Когда они вернулись в Мексику, все ночи в течение следующего месяца Эмилия просидела в кресле-качалке. Она полагала, что все, что ей хотелось бы помнить в старости, она должна сложить в архив памяти, как в конверт, откуда будет доставать загадки и мечты, когда жизнь станет лишь пучком импульсов и меняющихся форм. А из этого рая, сотканного из воспоминаний, уже никто и никогда не сможет изгнать ее.
Савальса смотрел, как она качается в кресле, пересчитывая в уме свои инструменты или рассказывая о своих мечтах и бедах. Он сумел узнать ее полностью и понимал, наверное, так же хорошо, как она сама, от каких навязчивых мыслей она просыпалась среди ночи, какие страхи и какие бездны ностальгии открывались перед нею в те вечера, когда она замолкала, сколько сахара она клала себе в утренний кофе, почему она пристрастилась к соли, как она спала, согнувшись, на правом боку и какими путями он должен идти, чтобы прикоснуться к ее снам.
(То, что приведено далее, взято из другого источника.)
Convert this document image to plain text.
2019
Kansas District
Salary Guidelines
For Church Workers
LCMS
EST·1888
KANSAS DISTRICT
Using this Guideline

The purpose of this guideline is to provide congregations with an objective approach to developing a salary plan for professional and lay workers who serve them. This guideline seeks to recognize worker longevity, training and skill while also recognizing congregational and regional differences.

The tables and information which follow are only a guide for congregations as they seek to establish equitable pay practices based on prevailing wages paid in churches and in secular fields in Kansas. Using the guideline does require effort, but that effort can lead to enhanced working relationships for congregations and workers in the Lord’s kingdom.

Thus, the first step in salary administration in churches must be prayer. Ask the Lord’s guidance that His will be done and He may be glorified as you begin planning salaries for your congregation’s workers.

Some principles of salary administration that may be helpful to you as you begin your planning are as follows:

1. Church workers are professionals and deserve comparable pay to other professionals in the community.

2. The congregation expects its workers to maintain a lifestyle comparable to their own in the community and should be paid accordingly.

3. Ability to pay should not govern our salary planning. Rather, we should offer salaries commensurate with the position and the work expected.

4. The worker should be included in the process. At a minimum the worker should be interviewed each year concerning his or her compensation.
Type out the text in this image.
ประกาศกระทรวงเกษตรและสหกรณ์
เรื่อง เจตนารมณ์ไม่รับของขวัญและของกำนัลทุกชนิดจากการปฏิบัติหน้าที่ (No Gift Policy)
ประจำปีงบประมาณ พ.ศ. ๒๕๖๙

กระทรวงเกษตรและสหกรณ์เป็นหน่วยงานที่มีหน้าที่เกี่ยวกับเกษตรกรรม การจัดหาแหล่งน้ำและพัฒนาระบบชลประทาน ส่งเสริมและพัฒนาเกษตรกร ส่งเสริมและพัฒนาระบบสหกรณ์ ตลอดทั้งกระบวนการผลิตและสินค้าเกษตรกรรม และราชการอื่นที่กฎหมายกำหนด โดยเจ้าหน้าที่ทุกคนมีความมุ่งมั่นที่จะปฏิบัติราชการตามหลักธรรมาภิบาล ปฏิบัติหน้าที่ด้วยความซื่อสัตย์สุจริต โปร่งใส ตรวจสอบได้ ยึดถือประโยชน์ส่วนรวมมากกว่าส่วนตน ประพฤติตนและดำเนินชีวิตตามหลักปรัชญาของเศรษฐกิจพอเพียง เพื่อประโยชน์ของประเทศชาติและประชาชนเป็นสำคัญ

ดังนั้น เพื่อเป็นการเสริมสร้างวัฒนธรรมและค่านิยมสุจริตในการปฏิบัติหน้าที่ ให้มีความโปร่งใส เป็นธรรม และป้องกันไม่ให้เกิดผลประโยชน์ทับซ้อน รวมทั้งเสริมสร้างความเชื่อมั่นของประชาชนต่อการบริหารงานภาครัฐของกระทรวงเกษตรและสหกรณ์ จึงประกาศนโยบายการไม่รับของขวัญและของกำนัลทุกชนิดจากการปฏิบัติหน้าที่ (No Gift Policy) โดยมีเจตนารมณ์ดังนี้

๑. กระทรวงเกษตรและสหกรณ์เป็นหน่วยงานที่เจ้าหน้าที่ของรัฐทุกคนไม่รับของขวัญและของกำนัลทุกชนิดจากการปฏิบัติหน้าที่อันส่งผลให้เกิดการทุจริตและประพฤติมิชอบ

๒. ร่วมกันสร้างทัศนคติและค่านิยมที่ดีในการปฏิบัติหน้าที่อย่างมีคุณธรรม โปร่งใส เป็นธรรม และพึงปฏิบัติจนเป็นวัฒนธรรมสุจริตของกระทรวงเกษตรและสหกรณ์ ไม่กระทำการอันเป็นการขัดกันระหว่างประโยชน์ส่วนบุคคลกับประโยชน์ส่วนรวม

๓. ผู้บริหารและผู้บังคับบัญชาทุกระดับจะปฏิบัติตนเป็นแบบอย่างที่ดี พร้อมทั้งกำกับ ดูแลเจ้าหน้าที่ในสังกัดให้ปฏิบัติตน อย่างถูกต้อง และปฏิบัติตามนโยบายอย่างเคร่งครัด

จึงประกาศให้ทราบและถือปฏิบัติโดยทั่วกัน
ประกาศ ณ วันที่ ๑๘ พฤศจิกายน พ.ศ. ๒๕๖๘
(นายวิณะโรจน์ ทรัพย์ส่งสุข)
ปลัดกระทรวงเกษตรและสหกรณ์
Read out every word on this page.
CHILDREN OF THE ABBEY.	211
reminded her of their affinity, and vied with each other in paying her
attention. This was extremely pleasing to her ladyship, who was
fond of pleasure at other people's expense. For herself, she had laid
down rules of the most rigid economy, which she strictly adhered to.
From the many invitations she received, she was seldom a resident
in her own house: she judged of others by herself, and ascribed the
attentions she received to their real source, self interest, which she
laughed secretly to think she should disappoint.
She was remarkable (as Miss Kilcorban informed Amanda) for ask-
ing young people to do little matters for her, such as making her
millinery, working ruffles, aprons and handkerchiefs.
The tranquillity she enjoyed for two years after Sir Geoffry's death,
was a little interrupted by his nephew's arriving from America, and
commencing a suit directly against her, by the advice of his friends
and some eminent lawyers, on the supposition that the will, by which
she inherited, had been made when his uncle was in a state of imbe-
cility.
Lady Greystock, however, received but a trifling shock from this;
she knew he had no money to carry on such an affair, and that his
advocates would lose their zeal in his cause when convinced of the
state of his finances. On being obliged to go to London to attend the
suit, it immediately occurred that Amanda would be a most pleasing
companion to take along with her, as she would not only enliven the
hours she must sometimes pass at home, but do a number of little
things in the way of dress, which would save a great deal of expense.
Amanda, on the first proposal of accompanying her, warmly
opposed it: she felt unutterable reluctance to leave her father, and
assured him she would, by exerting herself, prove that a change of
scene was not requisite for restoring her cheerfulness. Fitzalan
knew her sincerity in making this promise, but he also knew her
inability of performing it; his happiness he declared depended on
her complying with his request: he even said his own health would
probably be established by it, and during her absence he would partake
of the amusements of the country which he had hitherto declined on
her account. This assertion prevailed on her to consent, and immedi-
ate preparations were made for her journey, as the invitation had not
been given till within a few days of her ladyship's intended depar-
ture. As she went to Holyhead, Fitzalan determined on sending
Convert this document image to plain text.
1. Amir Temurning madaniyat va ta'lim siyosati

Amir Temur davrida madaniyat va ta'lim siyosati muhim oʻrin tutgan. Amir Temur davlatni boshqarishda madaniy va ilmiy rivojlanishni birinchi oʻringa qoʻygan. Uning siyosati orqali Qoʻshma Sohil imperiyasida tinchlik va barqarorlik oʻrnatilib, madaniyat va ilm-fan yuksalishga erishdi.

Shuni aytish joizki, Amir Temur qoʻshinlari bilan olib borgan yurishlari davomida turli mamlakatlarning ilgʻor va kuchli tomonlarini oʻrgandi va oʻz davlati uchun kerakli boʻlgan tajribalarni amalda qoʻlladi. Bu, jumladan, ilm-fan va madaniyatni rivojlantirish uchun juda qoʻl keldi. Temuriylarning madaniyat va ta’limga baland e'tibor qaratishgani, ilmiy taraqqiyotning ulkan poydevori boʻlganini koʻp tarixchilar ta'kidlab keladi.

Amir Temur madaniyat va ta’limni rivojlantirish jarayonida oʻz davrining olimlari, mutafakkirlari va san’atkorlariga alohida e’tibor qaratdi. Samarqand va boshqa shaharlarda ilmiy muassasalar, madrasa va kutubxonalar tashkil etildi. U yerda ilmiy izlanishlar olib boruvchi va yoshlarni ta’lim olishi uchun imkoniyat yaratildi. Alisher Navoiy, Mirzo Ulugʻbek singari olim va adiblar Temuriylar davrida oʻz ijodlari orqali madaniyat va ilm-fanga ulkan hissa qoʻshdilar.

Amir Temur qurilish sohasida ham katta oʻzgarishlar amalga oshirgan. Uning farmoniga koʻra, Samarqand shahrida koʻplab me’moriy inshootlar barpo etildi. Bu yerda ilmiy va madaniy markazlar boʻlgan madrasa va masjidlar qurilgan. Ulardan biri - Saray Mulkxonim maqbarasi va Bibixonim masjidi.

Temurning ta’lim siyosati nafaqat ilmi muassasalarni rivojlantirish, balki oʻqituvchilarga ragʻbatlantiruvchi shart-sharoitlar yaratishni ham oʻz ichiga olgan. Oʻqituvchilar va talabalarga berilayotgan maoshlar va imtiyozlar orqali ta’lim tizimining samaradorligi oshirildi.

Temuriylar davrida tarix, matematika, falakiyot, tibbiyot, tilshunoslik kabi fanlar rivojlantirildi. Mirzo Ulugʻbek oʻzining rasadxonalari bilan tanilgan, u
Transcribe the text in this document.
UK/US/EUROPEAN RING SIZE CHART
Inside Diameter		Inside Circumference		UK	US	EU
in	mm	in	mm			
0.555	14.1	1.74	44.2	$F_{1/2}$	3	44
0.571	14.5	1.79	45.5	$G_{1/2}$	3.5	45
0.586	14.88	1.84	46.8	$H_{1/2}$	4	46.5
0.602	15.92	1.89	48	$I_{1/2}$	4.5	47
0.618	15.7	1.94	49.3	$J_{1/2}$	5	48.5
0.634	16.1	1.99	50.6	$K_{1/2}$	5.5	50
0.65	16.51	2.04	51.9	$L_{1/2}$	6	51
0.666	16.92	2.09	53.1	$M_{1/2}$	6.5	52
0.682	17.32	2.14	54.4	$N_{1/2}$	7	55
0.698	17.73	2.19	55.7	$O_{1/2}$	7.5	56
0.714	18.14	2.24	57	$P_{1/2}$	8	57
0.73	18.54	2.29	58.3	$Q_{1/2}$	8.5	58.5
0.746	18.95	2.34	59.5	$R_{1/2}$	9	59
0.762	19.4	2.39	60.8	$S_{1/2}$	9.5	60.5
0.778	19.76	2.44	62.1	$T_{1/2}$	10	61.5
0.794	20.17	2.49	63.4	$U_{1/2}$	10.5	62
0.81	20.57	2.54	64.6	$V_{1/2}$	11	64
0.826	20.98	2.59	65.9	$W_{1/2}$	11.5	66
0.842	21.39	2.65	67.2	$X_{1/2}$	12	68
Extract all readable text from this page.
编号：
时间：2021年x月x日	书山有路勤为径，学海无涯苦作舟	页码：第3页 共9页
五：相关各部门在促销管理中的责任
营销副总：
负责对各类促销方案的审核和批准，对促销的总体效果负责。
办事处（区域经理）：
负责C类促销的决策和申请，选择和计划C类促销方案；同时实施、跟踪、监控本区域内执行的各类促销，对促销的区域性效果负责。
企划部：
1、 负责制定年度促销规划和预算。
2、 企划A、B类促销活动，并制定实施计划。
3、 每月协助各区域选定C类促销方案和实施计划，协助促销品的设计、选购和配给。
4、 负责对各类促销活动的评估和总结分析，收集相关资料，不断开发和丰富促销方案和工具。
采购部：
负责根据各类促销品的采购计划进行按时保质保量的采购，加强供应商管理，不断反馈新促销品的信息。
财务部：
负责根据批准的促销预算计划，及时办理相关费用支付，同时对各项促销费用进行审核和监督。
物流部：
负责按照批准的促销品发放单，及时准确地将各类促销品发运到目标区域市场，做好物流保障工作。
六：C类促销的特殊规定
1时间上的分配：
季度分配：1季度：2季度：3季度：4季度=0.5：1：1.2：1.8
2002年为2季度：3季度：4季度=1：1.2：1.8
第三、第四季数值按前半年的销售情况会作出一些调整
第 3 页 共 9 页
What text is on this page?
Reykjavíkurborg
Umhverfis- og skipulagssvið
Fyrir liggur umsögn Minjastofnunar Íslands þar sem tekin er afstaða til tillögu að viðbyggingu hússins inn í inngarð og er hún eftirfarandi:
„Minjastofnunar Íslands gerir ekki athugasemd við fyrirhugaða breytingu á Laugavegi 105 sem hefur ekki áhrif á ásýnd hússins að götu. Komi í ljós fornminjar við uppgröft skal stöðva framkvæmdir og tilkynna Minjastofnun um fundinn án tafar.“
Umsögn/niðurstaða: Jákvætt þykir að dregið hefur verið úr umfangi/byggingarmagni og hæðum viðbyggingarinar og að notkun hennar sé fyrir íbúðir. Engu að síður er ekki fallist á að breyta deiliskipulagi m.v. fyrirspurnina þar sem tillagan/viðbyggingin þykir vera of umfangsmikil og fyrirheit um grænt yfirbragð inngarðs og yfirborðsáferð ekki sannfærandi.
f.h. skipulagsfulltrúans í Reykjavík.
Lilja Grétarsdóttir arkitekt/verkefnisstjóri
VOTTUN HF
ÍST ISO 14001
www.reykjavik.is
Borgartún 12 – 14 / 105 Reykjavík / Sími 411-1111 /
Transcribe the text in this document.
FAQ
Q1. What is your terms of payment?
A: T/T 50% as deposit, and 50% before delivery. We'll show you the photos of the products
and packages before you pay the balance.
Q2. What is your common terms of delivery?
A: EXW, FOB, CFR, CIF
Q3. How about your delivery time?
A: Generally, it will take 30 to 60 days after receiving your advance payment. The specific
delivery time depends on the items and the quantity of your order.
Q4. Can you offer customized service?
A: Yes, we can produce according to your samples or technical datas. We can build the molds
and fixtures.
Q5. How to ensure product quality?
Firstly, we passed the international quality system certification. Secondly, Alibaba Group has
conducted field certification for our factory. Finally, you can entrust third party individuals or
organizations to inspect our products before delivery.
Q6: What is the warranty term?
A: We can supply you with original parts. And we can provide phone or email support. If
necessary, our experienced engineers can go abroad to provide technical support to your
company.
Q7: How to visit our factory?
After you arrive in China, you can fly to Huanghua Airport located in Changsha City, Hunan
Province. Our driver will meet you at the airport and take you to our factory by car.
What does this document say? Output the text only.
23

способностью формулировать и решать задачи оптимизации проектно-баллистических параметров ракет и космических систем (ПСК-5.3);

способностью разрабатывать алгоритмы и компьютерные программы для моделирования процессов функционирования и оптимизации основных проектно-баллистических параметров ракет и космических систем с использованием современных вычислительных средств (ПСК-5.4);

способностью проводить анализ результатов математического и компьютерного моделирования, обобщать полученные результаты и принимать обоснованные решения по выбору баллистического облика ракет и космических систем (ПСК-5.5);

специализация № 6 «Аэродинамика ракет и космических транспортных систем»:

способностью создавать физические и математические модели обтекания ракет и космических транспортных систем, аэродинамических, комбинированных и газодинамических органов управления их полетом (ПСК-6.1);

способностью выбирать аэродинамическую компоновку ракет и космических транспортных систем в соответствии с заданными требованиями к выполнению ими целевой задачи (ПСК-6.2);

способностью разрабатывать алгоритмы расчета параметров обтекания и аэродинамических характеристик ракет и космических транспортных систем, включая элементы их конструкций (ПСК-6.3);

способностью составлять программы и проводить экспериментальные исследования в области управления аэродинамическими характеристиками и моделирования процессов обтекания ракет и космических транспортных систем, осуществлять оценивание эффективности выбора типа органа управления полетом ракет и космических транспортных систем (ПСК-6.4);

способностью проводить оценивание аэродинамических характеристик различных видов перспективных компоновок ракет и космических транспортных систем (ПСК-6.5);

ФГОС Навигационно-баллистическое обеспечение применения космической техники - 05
Он был благодарен Эмилии за счастье быть любимым и за ежедневную радость видеть, как она идет по жизни в поисках чего-нибудь неожиданного. Она не умела сдаваться, никогда не использовала слово «неизлечимый», не верила в Бога, но очень верила во что-то вроде Промысла Божия. Когда у нее не шло какое-нибудь лечение, она искала другое. Она научила Савальсу, что никто не болеет одной и той же болезнью одинаково, и поэтому нельзя лечить всех одним и тем же способом от одного и того же. Она ставила диагноз, только взглянув на цвет кожи больного или на свет из его глаз, прислушавшись к тону его голоса или глядя, как он передвигает ноги. Савальса считал ее такой же эффективной, как выездная лаборатория. Она не задавала вопросов, без которых можно обойтись, как, например, простой и прямой: «Что у вас болит?» – а когда никто вокруг не решался назвать причины какой-нибудь болезни или все считали ее неизвестной и опасной, она делала пару-тройку невероятных категоричных заявлений и в большинстве случаев оказывалась права. Благодаря ее стремлению примирить всех, больница иногда больше напоминала группу сумасшедших, чем научное учреждение, но в глубине души он соглашался с этой разнородностью ее взглядов и ее поисками.